Abbildung 1: 13N-ammonia PET in the evaluation of multivessel CAD. Value of hyperemic MBFs and MFR in an abnormal 13N-ammonia myocardial perfusion
PET/CT study. A 54-year-old man with increasing chest pain during daily activities. He had previous percutaneous coronary intervention (PCI) with stent
employment in the LAD. Cardiovascular risk profile with advanced obesity (body mass index of 41 kg/m2
), dyslipidemia, and hypertension. (A): Regadenoson-stress and rest 13N-ammonia PET/CT images in corresponding short-axis (top), vertical long-axis (middle), and horizontal long-axis (bottom) slices. On
stress-images, there is a large area of severely decrease in myocardial perfusion, involving the inferior and inferolateral walls extending to the antero-lateral, anterior, and apical wall segments but less in severity that becomes reversible on rest images. In addition, a transient ischemic dilation (TID) of 1.3 is noted on the stress-rest 13N-ammonia images indicative of diffuse ischemia-induced myocardial stunning. (B): Regional myocardial blood flow quantification
(MBF) and myocardial flow reserve (MFR) calculation. The summarized quantitative data signify an impairment of hyperemic MBF in the LAD distribution
(1.58 ml/g/min), but also and more pronounced in the LCx and RCA distribution (1.07 and 1.09 ml/g/min, respectively). Correspondingly, the MFR is abnormally reduced in all three major coronary territories, most pronounced in the LCs (1.29), followed by RCA (1.36), and LAD (1.61) distribution, respectively.

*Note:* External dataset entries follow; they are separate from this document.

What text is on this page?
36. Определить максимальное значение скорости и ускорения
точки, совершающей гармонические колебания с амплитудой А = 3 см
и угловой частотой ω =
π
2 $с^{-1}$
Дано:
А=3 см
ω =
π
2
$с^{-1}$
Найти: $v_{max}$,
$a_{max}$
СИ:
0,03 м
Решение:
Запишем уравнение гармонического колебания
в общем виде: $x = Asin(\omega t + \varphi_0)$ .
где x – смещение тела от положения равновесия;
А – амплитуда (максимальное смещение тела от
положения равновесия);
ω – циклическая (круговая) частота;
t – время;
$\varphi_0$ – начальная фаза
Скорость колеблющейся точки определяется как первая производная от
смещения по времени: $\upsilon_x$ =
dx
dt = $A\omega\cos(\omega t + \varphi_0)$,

Invasive coronary angiography (not shown) in this patient unraveled indeed severe multivessel CAD accounting for the observed diffuse ischemia. The
proximal LAD had previous extensive stenting without significant stenosis, whilst the mid-portion of the LAD demonstrated a ≈ 90–95% in-stent restenosis.
The LCx demonstrated a 70% lesion in the posterolateral marginal brach, while in a dominant RCA, the posterior descending artery (PDA) was occluded.